Metadata-Version: 2.4
Name: kmsr
Version: 0.1.4
Summary: kMSR provides a selection of algorithms to solve the k-Min-Sum-Radii problem.
License: LICENSE
License-File: LICENSE
Author: Niklas Lenssen
Author-email: niklas.lenssen@hhu.de
Requires-Python: >=3.10,<4.0
Classifier: License :: Other/Proprietary License
Classifier: Programming Language :: Python :: 3
Classifier: Programming Language :: Python :: 3.10
Classifier: Programming Language :: Python :: 3.11
Classifier: Programming Language :: Python :: 3.12
Classifier: Programming Language :: Python :: 3.13
Classifier: Programming Language :: Python :: 3.14
Requires-Dist: scikit-learn (>=1.6.1,<2.0.0)
Description-Content-Type: text/markdown

[![Build Status](https://github.com/algo-hhu/k-min-sum-radii/actions/workflows/mypy-flake-test.yml/badge.svg)](https://github.com/algo-hhu/k-min-sum-radii/actions)
[![License: GPL v3](https://img.shields.io/badge/License-GPLv3-blue.svg)](https://www.gnu.org/licenses/gpl-3.0)
[![Supported Python version](https://img.shields.io/badge/python-3.10+-blue.svg)](https://www.python.org/downloads/release/python-3100/)
[![Stable Version](https://img.shields.io/pypi/v/kmsr?label=stable)](https://pypi.org/project/kmsr/)

# K-Min-Sum-Radii

kMSR provides various implementations to solve the k-Min-Sum-Radii problem. The k-Min-Sum-Radii problem is a clustering problem that aims to minimize the sum of the radii of the clusters. Given a set of points, the aim is to find $k$ balls such that the the sum of the radii of the balls is minimized. The package provides the following algorithms:

- `fpt-heuristic`: The algorithm is an heuristic version of what is described in [this paper](https://doi.org/10.1007/978-3-031-49815-2_9). In practice, this works well for clusters that are not too separated. The algorithm uses the parameters `epsilon`, `n_u`, and `num_test_radii` to control the trade-off between the quality of the solution and the runtime. Increase `n_u` for a more accurate solution, which will however require more computation time.
- `heuristic`: The algorithm is a simple heuristic that explores all possible combinations for the first cluster, and then selects the remaining centers as the points farthest from the radius of the first cluster. This algorithm works well in practice but it is not practical for large datasets.
- `gonzalez`: This is the standard [Gonzalez algorithm](https://doi.org/10.1016/0304-3975(85)90224-5) for $k$-center.
- `kmeans`: This is the [k-means++ algorithm](https://doi.org/10.5555/1283383.1283494) for $k$-means.

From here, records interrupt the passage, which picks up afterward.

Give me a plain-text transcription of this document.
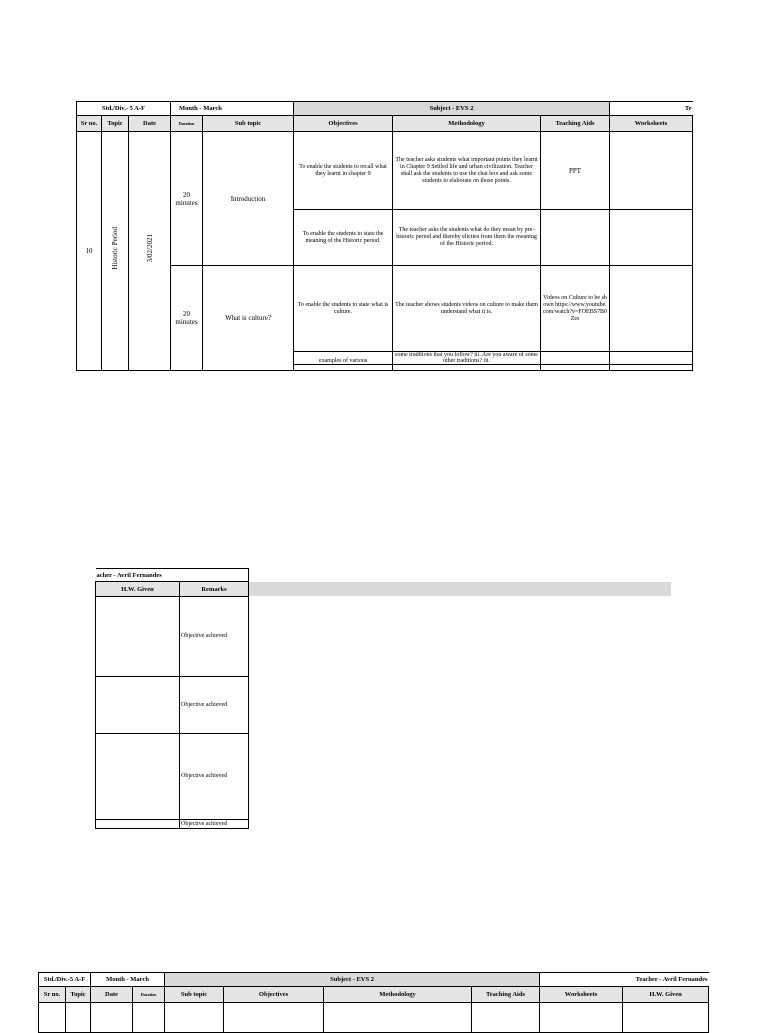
Std./Div.- 5 A-F			Month - March		Subject - EVS 2			Te
Sr no.	Topic	Date	Duration	Sub topic	Objectives	Methodology	Teaching Aids	Worksheets
10	Historic Period	3/02/2021	20 minutes	Introduction	To enable the students to recall what they learnt in chapter 9	The teacher asks students what important points they learnt in Chapter 9 Settled life and urban civilization. Teacher shall ask the students to use the chat box and ask some students to elaborate on those points.	PPT	
					To enable the students to state the meaning of the Historic period.	The teacher asks the students what do they mean by pre-historic period and thereby elicites from them the meaning of the Historic period.		
			20 minutes	What is culture?	To enable the students to state what is culture.	The teacher shows students videos on culture to make them understand what it is.	Videos on Culture to be shown https://www.youtube.com/watch?v=FOEBS7B0Zes	
					examples of various	some traditions that you follow? iii. Are you aware of some other traditions? iii.		

acher - Avril Fernandes	
H.W. Given	Remarks
	Objective achieved
	Objective achieved
	Objective achieved
	Objective achieved
Std./Div.-5 A-F		Month - March		Subject - EVS 2				Teacher - Avril Fernandes	
Sr no.	Topic	Date	Duration	Sub topic	Objectives	Methodology	Teaching Aids	Worksheets	H.W. Given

Although the last two algorithms are not specifically designed for the k-Min-Sum-Radii problem, they serve as useful baselines for comparing the performance of other algorithms. Additionally, an optimization has been integrated into all algorithms: intersecting balls are merged at the end, resulting in a more cost-effective solution.

For computing the minimum enclosing circle of a set of points we use the [miniball](https://people.inf.ethz.ch/gaertner/subdir/software/miniball.html) [header](https://github.com/algo-hhu/k-min-sum-radii/blob/main/kmsr/header/miniball.h) for C++. Their code has not been changed.

**You can try kMSR out on our [Clustering Toolkit](https://clustering-toolkit.algo.hhu.de/K-Min_Sum_Radii_Clustering)!**


## Installation

We **highly recommend** to install OpenMP. Parts of the code are parallelized and will be much faster. However, on Windows and MacOS the code also works without OpenMP. Nonetheless, the code was written for Linux and will achieve the best performance there.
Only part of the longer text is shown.